Deshalb der Boykott. 55 der 161 Bewohner der Sammelunterkunft in der Plattlinger Straße in Regensburg erhalten Essenspakete. Davon streiken 13 laut Bürgerinitiative Asyl Regensburg, und 6 laut der Regierung der Oberpfalz. Dass Familien mit Kindern die Pakete annehmen, heißt aber nicht, dass sie den Boykott nicht unterstützen. "Wir sind seit über einem Jahr in Deutschland und bekommen immer das Gleiche", sagt ein Vater. "Die Kinder essen nichts mehr."
"Man will die Menschen so weit zermürben, dass sie möglichst schnell einer freiwilligen Rückführung zustimmen", sagt der Würzburger Mediziner August Stich. "Die CSU ignoriert, dass Menschen an der Lagerhaltung leiden", sagt Alexander Thal vom Bayerischen Flüchtlingsrat.

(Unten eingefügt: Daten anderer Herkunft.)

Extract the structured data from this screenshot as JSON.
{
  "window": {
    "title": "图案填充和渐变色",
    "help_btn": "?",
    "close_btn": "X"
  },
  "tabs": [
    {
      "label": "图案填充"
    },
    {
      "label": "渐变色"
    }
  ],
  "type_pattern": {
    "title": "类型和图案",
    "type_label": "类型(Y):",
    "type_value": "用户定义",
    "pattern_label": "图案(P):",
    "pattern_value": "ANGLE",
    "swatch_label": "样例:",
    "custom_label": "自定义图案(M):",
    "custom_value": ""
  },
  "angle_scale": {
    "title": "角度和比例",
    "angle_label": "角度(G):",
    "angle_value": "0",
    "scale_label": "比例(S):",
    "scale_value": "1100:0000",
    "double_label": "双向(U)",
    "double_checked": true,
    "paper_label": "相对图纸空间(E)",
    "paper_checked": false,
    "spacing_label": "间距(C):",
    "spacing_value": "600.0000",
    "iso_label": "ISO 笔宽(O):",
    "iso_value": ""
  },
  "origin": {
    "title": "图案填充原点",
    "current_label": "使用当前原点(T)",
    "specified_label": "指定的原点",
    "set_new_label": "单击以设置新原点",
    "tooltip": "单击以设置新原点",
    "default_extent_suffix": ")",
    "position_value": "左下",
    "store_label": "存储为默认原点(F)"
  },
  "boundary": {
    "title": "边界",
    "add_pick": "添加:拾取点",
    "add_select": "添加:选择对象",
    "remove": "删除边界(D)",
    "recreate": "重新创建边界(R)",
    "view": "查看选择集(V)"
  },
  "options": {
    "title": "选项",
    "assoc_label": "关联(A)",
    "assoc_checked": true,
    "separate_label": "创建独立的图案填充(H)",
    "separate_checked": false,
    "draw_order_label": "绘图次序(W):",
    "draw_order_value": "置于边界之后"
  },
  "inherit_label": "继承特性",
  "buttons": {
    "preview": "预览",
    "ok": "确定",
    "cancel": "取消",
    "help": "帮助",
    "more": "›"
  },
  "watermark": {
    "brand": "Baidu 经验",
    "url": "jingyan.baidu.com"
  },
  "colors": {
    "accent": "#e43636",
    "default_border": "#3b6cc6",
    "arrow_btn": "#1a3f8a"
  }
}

Stich und Thal hatten bei der Expertenanhörung im Landtag gesprochen. Beide monieren, dass die CSU in ihrem Positionspapier ihre Grundhaltung gegenüber Flüchtlingen nicht ändere.
Auf eine Lockerung der Residenzpflicht haben sich CSU und FDP unterdessen geeinigt, am Donnerstag segnete der Sozialausschuss die entsprechende Vorlage ab. Künftig sollen sich Asylbewerber im jeweiligen Regierungsbezirk sowie in angrenzenden Landkreisen frei bewegen dürfen. Ursprünglich wollten die Regierungsparteien die Neuregelung der Asylpolitik im Gesamtpaket vorstellen, doch FDP und CSU können sich nicht einigen. Wie hartnäckig Innenminister Herrmann sein kann, hat er bereits im vergangenen Juli gezeigt: Sozialministerin Christine Haderthauer (CSU) wollte einen Passus aus der Asylverordnung streichen, wonach die Sammelunterkünfte "die Bereitschaft zur Rückkehr in das Heimatland fördern". Das scheiterte am Innenministerium.